This week takes us back to the 1990s. First, you need to understand that the Internet has been around a lot longer than most people realize. It began back in the 1970s. And before we had fancy user interfaces to maintain the networks, we used command lines to do... well... everything.
One of the most useful tools for someone back then was ping. Ping is part of the TCP/IP protocol suite, and it works similar to a submarine ping, where someone sends out a signal and wait for a response. Only, network pings send out a series of short messages to the target computer and then wait for the appropriate responses.
You can try this out right now:
Go to a terminal window on Linux, or a command prompt on Windows.
Type in "ping google.com"
Stop the ping using Ctrl-C.
You'll get a response that looks like this:
[katp@Werewolf-Den ~]$ ping google.com
PING google.com (126.96.36.199) 56(84) bytes of data.

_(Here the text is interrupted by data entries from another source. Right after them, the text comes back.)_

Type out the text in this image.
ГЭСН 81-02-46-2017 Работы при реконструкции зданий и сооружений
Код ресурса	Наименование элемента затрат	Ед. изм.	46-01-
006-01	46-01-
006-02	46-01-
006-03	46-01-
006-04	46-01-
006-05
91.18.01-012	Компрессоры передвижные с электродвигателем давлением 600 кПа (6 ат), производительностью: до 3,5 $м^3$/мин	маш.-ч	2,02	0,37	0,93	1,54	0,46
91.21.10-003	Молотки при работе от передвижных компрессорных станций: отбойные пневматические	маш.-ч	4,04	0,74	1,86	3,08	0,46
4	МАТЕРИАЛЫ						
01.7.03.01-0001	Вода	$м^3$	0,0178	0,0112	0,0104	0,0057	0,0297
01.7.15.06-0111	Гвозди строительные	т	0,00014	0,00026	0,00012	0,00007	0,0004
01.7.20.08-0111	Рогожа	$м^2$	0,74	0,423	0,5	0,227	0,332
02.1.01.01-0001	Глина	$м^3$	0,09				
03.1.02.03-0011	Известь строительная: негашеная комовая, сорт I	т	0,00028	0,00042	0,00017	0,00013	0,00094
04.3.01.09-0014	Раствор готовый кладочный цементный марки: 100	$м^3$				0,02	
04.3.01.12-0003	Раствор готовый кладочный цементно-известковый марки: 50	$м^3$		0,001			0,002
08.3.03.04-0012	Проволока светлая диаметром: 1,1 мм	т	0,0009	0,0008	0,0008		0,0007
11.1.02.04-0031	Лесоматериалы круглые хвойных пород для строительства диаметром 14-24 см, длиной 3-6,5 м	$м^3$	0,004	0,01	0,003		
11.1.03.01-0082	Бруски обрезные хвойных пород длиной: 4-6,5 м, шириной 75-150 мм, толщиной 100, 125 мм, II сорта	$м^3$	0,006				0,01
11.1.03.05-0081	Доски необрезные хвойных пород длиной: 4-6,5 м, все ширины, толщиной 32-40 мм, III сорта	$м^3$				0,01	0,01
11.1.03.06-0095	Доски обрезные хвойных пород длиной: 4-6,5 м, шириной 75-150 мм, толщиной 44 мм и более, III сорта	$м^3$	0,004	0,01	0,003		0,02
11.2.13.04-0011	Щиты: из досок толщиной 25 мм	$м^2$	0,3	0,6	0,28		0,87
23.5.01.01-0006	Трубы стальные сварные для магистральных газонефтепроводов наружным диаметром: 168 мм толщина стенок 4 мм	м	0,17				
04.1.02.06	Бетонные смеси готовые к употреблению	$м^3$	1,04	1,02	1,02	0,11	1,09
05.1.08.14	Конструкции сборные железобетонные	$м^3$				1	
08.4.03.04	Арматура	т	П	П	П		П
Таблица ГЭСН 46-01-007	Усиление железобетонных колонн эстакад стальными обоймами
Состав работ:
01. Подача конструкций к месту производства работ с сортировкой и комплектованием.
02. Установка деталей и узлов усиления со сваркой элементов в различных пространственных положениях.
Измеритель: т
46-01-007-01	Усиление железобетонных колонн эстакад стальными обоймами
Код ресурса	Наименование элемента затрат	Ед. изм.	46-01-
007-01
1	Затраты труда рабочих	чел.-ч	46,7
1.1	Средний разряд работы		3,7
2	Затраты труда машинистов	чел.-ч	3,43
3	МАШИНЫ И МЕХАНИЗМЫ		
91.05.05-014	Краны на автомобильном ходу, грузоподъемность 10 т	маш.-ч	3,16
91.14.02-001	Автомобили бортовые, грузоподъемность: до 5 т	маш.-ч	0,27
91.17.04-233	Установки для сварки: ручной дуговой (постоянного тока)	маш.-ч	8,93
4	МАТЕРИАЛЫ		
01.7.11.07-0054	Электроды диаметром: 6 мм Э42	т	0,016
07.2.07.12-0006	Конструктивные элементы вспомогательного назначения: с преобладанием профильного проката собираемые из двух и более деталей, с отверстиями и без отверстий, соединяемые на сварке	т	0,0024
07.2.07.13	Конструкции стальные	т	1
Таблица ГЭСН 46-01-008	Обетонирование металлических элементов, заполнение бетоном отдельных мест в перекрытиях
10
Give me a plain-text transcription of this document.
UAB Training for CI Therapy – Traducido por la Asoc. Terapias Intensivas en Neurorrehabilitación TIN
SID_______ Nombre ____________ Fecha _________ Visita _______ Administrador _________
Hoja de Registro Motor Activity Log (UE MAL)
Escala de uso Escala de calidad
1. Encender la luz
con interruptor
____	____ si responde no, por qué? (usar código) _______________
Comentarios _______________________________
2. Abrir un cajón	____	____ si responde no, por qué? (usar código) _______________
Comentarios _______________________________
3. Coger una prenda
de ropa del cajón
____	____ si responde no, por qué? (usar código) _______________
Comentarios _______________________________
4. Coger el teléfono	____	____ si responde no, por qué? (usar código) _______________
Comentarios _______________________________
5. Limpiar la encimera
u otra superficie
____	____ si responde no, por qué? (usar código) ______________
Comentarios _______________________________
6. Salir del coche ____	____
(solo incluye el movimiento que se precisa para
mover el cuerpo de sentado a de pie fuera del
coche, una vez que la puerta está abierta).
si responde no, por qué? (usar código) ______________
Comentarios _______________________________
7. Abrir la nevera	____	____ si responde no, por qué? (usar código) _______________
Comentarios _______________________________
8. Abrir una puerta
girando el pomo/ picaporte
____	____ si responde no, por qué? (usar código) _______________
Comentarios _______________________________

64 bytes from atl14s39-in-f14.1e100.net (188.8.131.52): icmp_seq=1 ttl=55 time=21.2 ms
64 bytes from atl14s39-in-f14.1e100.net (184.108.40.206): icmp_seq=2 ttl=55 time=21.0 ms
64 bytes from atl14s39-in-f14.1e100.net (220.127.116.11): icmp_seq=3 ttl=55 time=20.9 ms
64 bytes from atl14s39-in-f14.1e100.net (18.104.22.168): icmp_seq=4 ttl=55 time=20.5 ms
64 bytes from atl14s39-in-f14.1e100.net (22.214.171.124): icmp_seq=5 ttl=55 time=24.0 ms
--- google.com ping statistics ---
5 packets transmitted, 5 received, 0% packet loss, time 4005ms
rtt min/avg/max/mdev = 20.573/21.603/24.086/1.276 ms
With me so far? Good.
Someone discovered that it is possible to send extra data along with a ping, and that some operating systems didn't handle the extra data well (coughwindowscough). A ping with extra data ended up at best writing over working memory and crashing the computer. At worst, malicious code got passed in that ran on the operating system before crashing the computer.
The best (or worst) part about this? There were no clues left behind as to why the crash occurred. The memory overwrites caused a variety of problems that had nothing to do with the ping. Plus, pings weren't typically recorded in event logs; and if they were, pings are anonymous.